El Observatorio Venezolano de Prisiones (OVP) denunció la muerte de Leonardo José Figueroa, de 46 años, quien falleció el 28 de mayo en el Internado Judicial de Monagas, conocido como La Pica, luego de permanecer dos años bajo custodia del régimen sin recibir el tratamiento oncológico que necesitaba para sobrevivir.
«A mi hijo lo dejaron morir como a un animal, allí encerrado», expresó su madre en un testimonio difundido por la organización.
Según el OVP, Figueroa estuvo inicialmente recluido en la cárcel de El Dorado, en el estado Bolívar, hasta que fue trasladado de emergencia a Maturín, donde fue intervenido quirúrgicamente y diagnosticado con cáncer. Posteriormente fue enviado al penal de La Pica para facilitar el acompañamiento de sus familiares. Sin embargo, pese a que los médicos indicaron la necesidad urgente de iniciar quimioterapias, nunca recibió la atención especializada requerida.
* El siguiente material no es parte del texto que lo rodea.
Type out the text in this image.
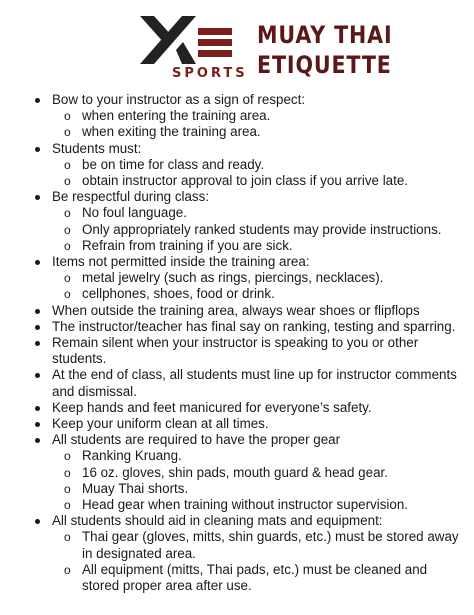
SPORTS
MUAY THAI
ETIQUETTE
Bow to your instructor as a sign of respect:
o when entering the training area.
o when exiting the training area.
Students must:
o be on time for class and ready.
o obtain instructor approval to join class if you arrive late.
Be respectful during class:
o No foul language.
o Only appropriately ranked students may provide instructions.
o Refrain from training if you are sick.
Items not permitted inside the training area:
o metal jewelry (such as rings, piercings, necklaces).
o cellphones, shoes, food or drink.
When outside the training area, always wear shoes or flipflops
The instructor/teacher has final say on ranking, testing and sparring.
Remain silent when your instructor is speaking to you or other students.
At the end of class, all students must line up for instructor comments and dismissal.
Keep hands and feet manicured for everyone’s safety.
Keep your uniform clean at all times.
All students are required to have the proper gear
o Ranking Kruang.
o 16 oz. gloves, shin pads, mouth guard & head gear.
o Muay Thai shorts.
o Head gear when training without instructor supervision.
All students should aid in cleaning mats and equipment:
o Thai gear (gloves, mitts, shin guards, etc.) must be stored away in designated area.
o All equipment (mitts, Thai pads, etc.) must be cleaned and stored proper area after use.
Obstáculos, retrasos y abandono institucional
El observatorio documentó que obstáculos administrativos, retrasos institucionales y la falta de transporte dentro del sistema penitenciario impidieron que Figueroa accediera a los centros asistenciales donde podría haber sido tratado. Sus familiares y su defensa realizaron múltiples solicitudes ante tribunales y organismos competentes durante los últimos dos años, sin obtener respuestas efectivas.
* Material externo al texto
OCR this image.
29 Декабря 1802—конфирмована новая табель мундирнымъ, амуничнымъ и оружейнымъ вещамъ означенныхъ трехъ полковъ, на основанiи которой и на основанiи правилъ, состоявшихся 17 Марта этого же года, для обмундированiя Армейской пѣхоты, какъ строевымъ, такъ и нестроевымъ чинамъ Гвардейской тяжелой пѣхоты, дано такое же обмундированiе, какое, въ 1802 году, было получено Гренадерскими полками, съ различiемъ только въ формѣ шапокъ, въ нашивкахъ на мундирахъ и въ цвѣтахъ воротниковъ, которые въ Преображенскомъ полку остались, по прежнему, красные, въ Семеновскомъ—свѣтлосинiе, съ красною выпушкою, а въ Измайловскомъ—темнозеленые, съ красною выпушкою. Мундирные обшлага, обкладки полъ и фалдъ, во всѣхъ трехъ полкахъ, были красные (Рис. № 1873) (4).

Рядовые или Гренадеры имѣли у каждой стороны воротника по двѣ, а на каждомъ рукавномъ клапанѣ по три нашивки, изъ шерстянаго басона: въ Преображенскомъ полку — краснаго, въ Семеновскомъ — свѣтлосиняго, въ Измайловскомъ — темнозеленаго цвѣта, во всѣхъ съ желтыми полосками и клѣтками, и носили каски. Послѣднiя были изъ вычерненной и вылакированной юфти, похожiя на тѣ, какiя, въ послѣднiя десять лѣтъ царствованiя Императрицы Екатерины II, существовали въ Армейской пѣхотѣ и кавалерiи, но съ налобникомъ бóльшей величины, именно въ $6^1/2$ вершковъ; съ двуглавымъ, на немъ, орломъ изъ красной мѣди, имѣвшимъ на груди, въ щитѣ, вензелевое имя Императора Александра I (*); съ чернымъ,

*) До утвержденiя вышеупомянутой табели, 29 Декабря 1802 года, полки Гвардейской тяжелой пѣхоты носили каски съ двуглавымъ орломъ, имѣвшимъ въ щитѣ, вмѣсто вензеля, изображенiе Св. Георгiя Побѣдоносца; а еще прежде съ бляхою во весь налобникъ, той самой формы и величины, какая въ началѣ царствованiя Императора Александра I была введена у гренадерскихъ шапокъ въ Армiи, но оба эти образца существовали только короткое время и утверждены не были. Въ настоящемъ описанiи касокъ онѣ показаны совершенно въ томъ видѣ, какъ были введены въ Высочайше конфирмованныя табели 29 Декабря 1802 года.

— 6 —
«Los exámenes no llegaban, desaparecían, pero nunca hubo una respuesta que beneficiara a Leonardo», afirmó la organización.
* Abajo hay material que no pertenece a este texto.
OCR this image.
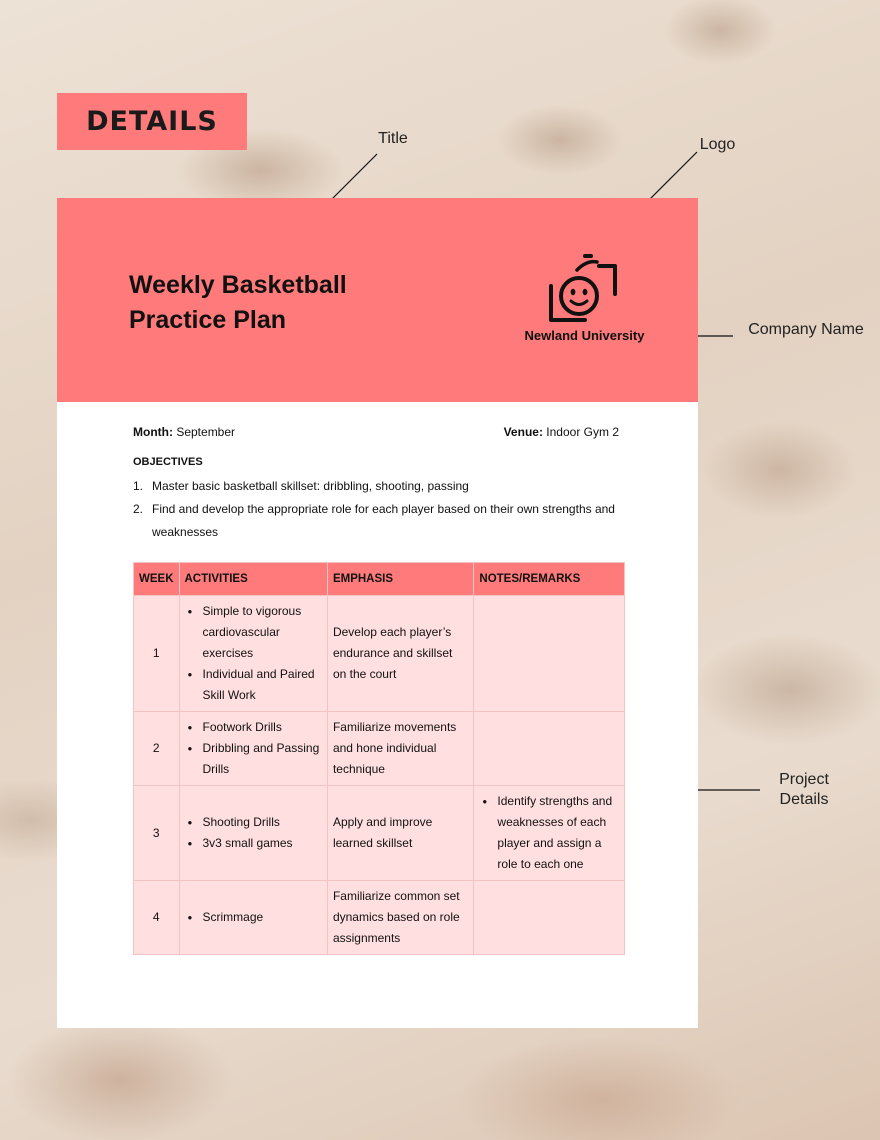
DETAILS
Title	Logo
Company Name
Project
Details
Weekly Basketball
Practice Plan
Newland University
Month: September	Venue: Indoor Gym 2
OBJECTIVES
1. Master basic basketball skillset: dribbling, shooting, passing
2. Find and develop the appropriate role for each player based on their own strengths and weaknesses
WEEK	ACTIVITIES	EMPHASIS	NOTES/REMARKS
1	● Simple to vigorous cardiovascular exercises
● Individual and Paired Skill Work	Develop each player’s endurance and skillset on the court	
2	● Footwork Drills
● Dribbling and Passing Drills	Familiarize movements and hone individual technique	
3	● Shooting Drills
● 3v3 small games	Apply and improve learned skillset	● Identify strengths and weaknesses of each player and assign a role to each one

4	● Scrimmage	Familiarize common set dynamics based on role assignments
También se intentó gestionar una medida humanitaria ante la gravedad de su condición, pero las respuestas obtenidas llegaron tarde, incompletas y marcadas por dilaciones que se convirtieron en una condena de facto.
Sin comida, sin medicamentos, sin justicia
Dentro del penal, Figueroa tampoco recibió una alimentación acorde con su estado de salud. Sus familiares intentaban llevarle comida adaptada a sus necesidades médicas, pero solo podían ingresar alimentos una vez por semana. Ante el avance de la enfermedad, sus allegados apenas lograban reunir recursos para comprar medicamentos destinados a aliviar el dolor.
La madre de Figueroa fue contundente al referirse a la jueza que llevaba el caso: «Yo quiero que a mi hijo se le haga justicia. Prácticamente ella no me lo condenó a 10 años, ella me lo condenó a muerte ahí».
El OVP responsabilizó al régimen por la integridad y la vida de quienes permanecen bajo su custodia, y señaló que la muerte de Figueroa refleja la crisis que atraviesa el sistema penitenciario venezolano. La organización precisó que con este caso ya son 19 los reclusos fallecidos bajo custodia del gobierno entre abril y mayo de 2026, una cifra que el régimen de Nicolás Maduro no tiene ningún interés en explicar.